The Slorp (whose given name would drive you insane, even if it were reducible to symbols) put his claws together and spit through them, aiming Ms. Roger’s soul at his intended target with the precision of a seasoned gunfighter. There was a wet smack, and the Knickers leapt out of her pocket, spun in the air, and then landed on her carpet. Thanks to temporal conservation, Ms. Rogers didn’t just suddenly become the candy bar – she had always been the candy bar. He picked it up in one pulsating, segmented pincer. A treat.
But first: business.
With his other claw, he grabbed the body of Ms. Rogers by the back of her suit jacket and lifted her onto her couch. He fluffed a pillow and put it under her head. Her body was catatonic but still operating at 100%. She looked like she had fallen asleep watching the idiot box. All over town, there were empty people awaiting possession by the newly dead who the Slorp had already visited. Sometimes entire families. Their souls were now in furniture and in books, in bracelets and in teddy bears, and there they would stay, unless transferred to something else. Which was unlikely. Inanimate objects were the bottom rung, and souls had a tendency, like water, to seek the lowest level.
The Slorp scuttled out onto Ms. Rogers lawn and put the flag on her mailbox up – this year’s sign to the newly dead that the house had an empty body inside. The world was already getting thinner as the clock slowed down for midnight. He didn’t want to be around for the rush: it was as ugly as an Oklahoma land grab.

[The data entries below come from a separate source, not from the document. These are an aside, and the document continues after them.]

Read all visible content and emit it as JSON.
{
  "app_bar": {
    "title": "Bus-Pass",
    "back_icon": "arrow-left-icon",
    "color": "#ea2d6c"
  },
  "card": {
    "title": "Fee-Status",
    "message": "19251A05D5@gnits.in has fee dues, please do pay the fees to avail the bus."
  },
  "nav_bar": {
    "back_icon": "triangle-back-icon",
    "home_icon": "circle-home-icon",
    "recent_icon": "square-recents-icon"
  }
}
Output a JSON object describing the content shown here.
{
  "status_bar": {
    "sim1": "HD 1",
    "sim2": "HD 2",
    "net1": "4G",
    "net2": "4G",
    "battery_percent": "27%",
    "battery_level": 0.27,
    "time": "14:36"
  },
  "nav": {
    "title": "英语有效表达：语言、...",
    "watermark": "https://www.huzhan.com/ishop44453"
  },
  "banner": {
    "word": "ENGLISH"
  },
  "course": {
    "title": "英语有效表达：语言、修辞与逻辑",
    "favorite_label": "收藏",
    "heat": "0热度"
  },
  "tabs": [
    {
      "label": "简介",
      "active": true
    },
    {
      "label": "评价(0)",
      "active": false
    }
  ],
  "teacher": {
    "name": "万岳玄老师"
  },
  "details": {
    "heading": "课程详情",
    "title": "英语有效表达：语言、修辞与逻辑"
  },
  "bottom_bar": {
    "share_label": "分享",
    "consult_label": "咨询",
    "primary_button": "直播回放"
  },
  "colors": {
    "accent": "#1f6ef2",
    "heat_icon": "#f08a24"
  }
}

Scanning both directions of the street, he tossed the Knickers bar into the air, chomped down on it like a vicious bird, and crunched its sweet juice down his gullet and into his processing gland, effortlessly separating the soul from the candy like an ectoplasmic threshing machine. There was a whiff of brimstone and a satisfying bleat from his anal tendrils as he let one rip. And then – like the crab he resembled -- he was off to find someplace slimy, dark, and preferably underwater to hole up in. The nip in the air said Christmas was coming.